In the film, after Scruggs offers to sleep with Hamm’s character, he responds: “Kathy, you couldn’t f— it out of them. What makes you think you could f— it out of me?”
“I did a ton of research, I really embraced her dynamic, multidimensional nuanced personality,” Wilde added. “She was incredibly dogged and intrepid. She was famous to getting to crime scenes before the police. She was also a woman working in the news in 1996; yeah, she had relationships with people she worked with. That’s pretty common in any industry. I don’t see the same thing happening to Jon Hamm’s character, who arguably does the exact same thing. I have nothing but respect for Kathy Scruggs, she’s no longer with us, so I feel a certain amount of responsibility to protect her legacy and tell people: ‘Back off. Don’t reduce her to this one thing.’”
In real life and in the film, Scruggs reported for The Atlanta Journal-Constitution; her story on the bombing named Richard Jewell as a suspect, subsequently creating a media frenzy around his life.
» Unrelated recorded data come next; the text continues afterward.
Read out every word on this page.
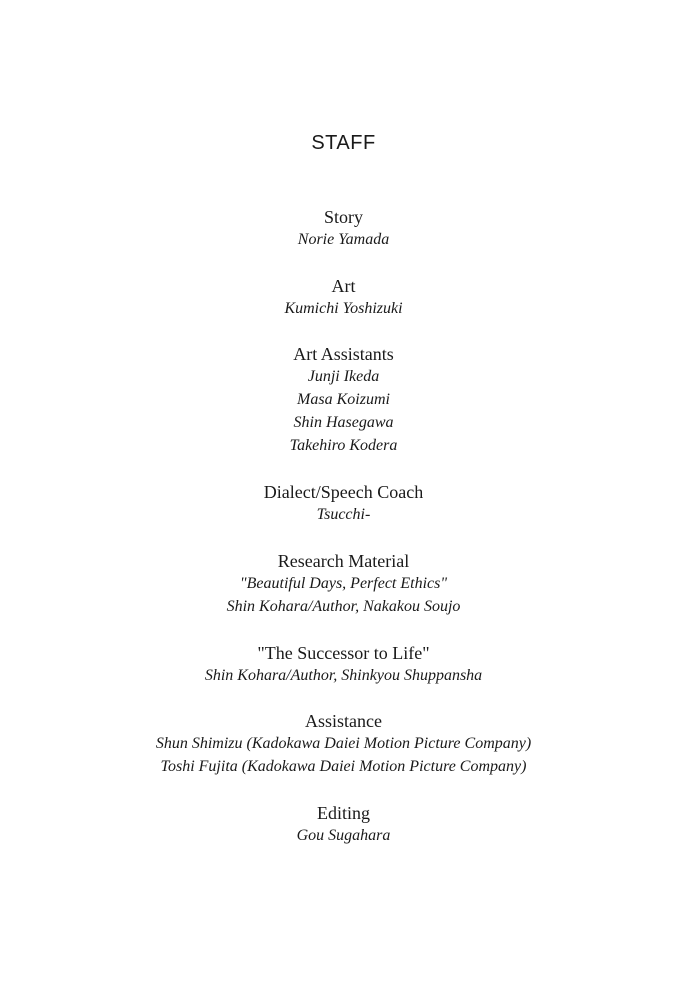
STAFF
Story
Norie Yamada
Art
Kumichi Yoshizuki
Art Assistants
Junji Ikeda
Masa Koizumi
Shin Hasegawa
Takehiro Kodera
Dialect/Speech Coach
Tsucchi-
Research Material
"Beautiful Days, Perfect Ethics"
Shin Kohara/Author, Nakakou Soujo
"The Successor to Life"
Shin Kohara/Author, Shinkyou Shuppansha
Assistance
Shun Shimizu (Kadokawa Daiei Motion Picture Company)
Toshi Fujita (Kadokawa Daiei Motion Picture Company)
Editing
Gou Sugahara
Kevin Riley, the current editor-in-chief of The Atlanta Journal-Constitution, criticized the film for its portrayal of Scruggs, stating there was no evidence of her trading sex for information and that the suggestion was “offensive and deeply troubling in the #MeToo era.”
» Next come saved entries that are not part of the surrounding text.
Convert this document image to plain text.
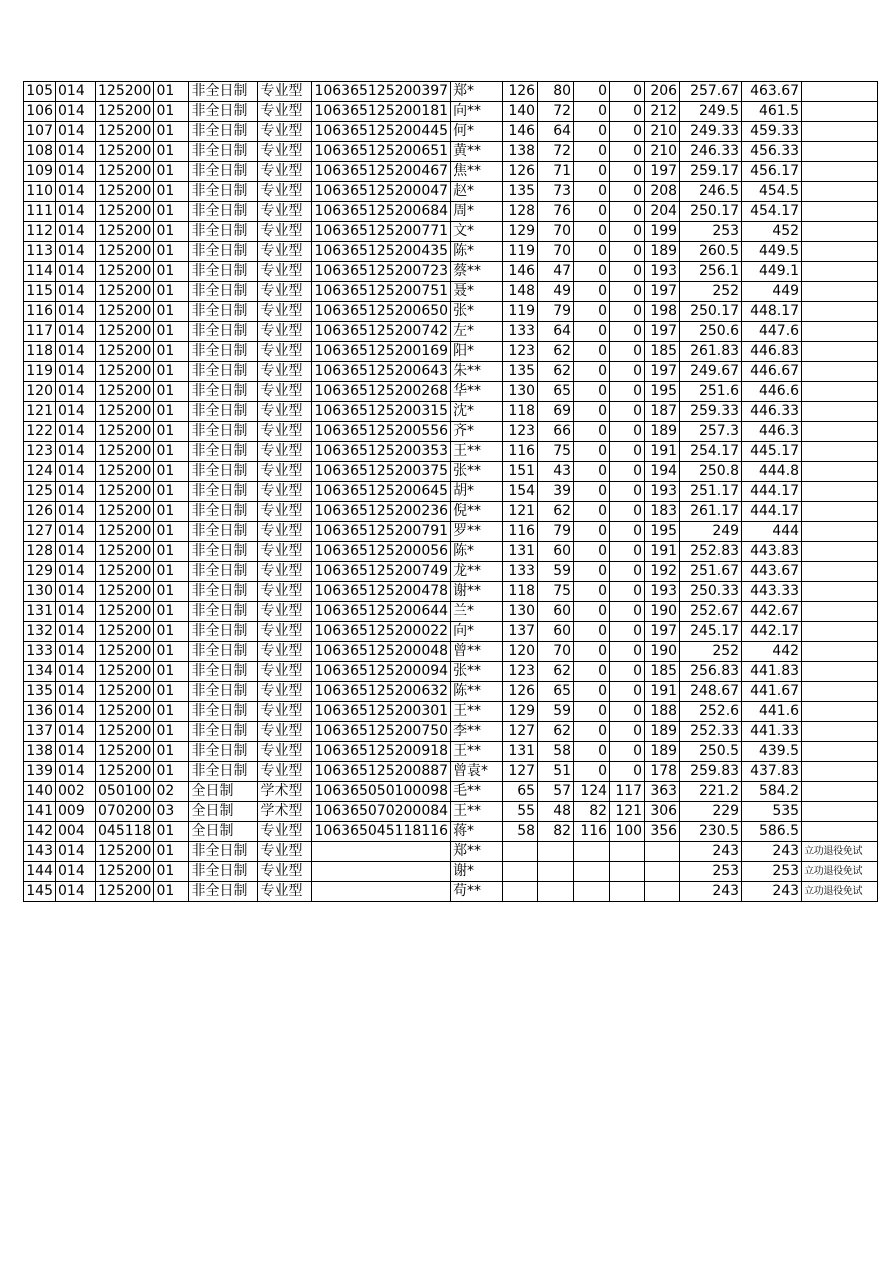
105	014	125200	01	非全日制	专业型	106365125200397	郑*	126	80	0	0	206	257.67	463.67	
106	014	125200	01	非全日制	专业型	106365125200181	向**	140	72	0	0	212	249.5	461.5	
107	014	125200	01	非全日制	专业型	106365125200445	何*	146	64	0	0	210	249.33	459.33	
108	014	125200	01	非全日制	专业型	106365125200651	黄**	138	72	0	0	210	246.33	456.33	
109	014	125200	01	非全日制	专业型	106365125200467	焦**	126	71	0	0	197	259.17	456.17	
110	014	125200	01	非全日制	专业型	106365125200047	赵*	135	73	0	0	208	246.5	454.5	
111	014	125200	01	非全日制	专业型	106365125200684	周*	128	76	0	0	204	250.17	454.17	
112	014	125200	01	非全日制	专业型	106365125200771	文*	129	70	0	0	199	253	452	
113	014	125200	01	非全日制	专业型	106365125200435	陈*	119	70	0	0	189	260.5	449.5	
114	014	125200	01	非全日制	专业型	106365125200723	蔡**	146	47	0	0	193	256.1	449.1	
115	014	125200	01	非全日制	专业型	106365125200751	聂*	148	49	0	0	197	252	449	
116	014	125200	01	非全日制	专业型	106365125200650	张*	119	79	0	0	198	250.17	448.17	
117	014	125200	01	非全日制	专业型	106365125200742	左*	133	64	0	0	197	250.6	447.6	
118	014	125200	01	非全日制	专业型	106365125200169	阳*	123	62	0	0	185	261.83	446.83	
119	014	125200	01	非全日制	专业型	106365125200643	朱**	135	62	0	0	197	249.67	446.67	
120	014	125200	01	非全日制	专业型	106365125200268	华**	130	65	0	0	195	251.6	446.6	
121	014	125200	01	非全日制	专业型	106365125200315	沈*	118	69	0	0	187	259.33	446.33	
122	014	125200	01	非全日制	专业型	106365125200556	齐*	123	66	0	0	189	257.3	446.3	
123	014	125200	01	非全日制	专业型	106365125200353	王**	116	75	0	0	191	254.17	445.17	
124	014	125200	01	非全日制	专业型	106365125200375	张**	151	43	0	0	194	250.8	444.8	
125	014	125200	01	非全日制	专业型	106365125200645	胡*	154	39	0	0	193	251.17	444.17	
126	014	125200	01	非全日制	专业型	106365125200236	倪**	121	62	0	0	183	261.17	444.17	
127	014	125200	01	非全日制	专业型	106365125200791	罗**	116	79	0	0	195	249	444	
128	014	125200	01	非全日制	专业型	106365125200056	陈*	131	60	0	0	191	252.83	443.83	
129	014	125200	01	非全日制	专业型	106365125200749	龙**	133	59	0	0	192	251.67	443.67	
130	014	125200	01	非全日制	专业型	106365125200478	谢**	118	75	0	0	193	250.33	443.33	
131	014	125200	01	非全日制	专业型	106365125200644	兰*	130	60	0	0	190	252.67	442.67	
132	014	125200	01	非全日制	专业型	106365125200022	向*	137	60	0	0	197	245.17	442.17	
133	014	125200	01	非全日制	专业型	106365125200048	曾**	120	70	0	0	190	252	442	
134	014	125200	01	非全日制	专业型	106365125200094	张**	123	62	0	0	185	256.83	441.83	
135	014	125200	01	非全日制	专业型	106365125200632	陈**	126	65	0	0	191	248.67	441.67	
136	014	125200	01	非全日制	专业型	106365125200301	王**	129	59	0	0	188	252.6	441.6	
137	014	125200	01	非全日制	专业型	106365125200750	李**	127	62	0	0	189	252.33	441.33	
138	014	125200	01	非全日制	专业型	106365125200918	王**	131	58	0	0	189	250.5	439.5	
139	014	125200	01	非全日制	专业型	106365125200887	曾袁*	127	51	0	0	178	259.83	437.83	
140	002	050100	02	全日制	学术型	106365050100098	毛**	65	57	124	117	363	221.2	584.2	
141	009	070200	03	全日制	学术型	106365070200084	王**	55	48	82	121	306	229	535	
142	004	045118	01	全日制	专业型	106365045118116	蒋*	58	82	116	100	356	230.5	586.5	
143	014	125200	01	非全日制	专业型		郑**						243	243	立功退役免试
144	014	125200	01	非全日制	专业型		谢*						253	253	立功退役免试
145	014	125200	01	非全日制	专业型		苟**						243	243	立功退役免试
“Kathy Scruggs was the AJC reporter who got the initial information that law enforcement was pursuing Jewell,” Riley said in a statement to IndieWire. “Scruggs was known as an aggressive reporter and committed journalist who sought always to beat her competition. She has been described by one of her contemporaries as ‘irreverent and savvy.’ She is deceased. As always, stories and people are complicated. Perpetuating false tropes about female reporters and journalism itself shouldn’t go unchallenged in a time when our profession finds itself under almost constant attack.”
“Richard Jewell,” in theaters everywhere Dec. 13, also stars Paul Walter Hauser (“I, Tonya”), Kathy Bates and Sam Rockwell.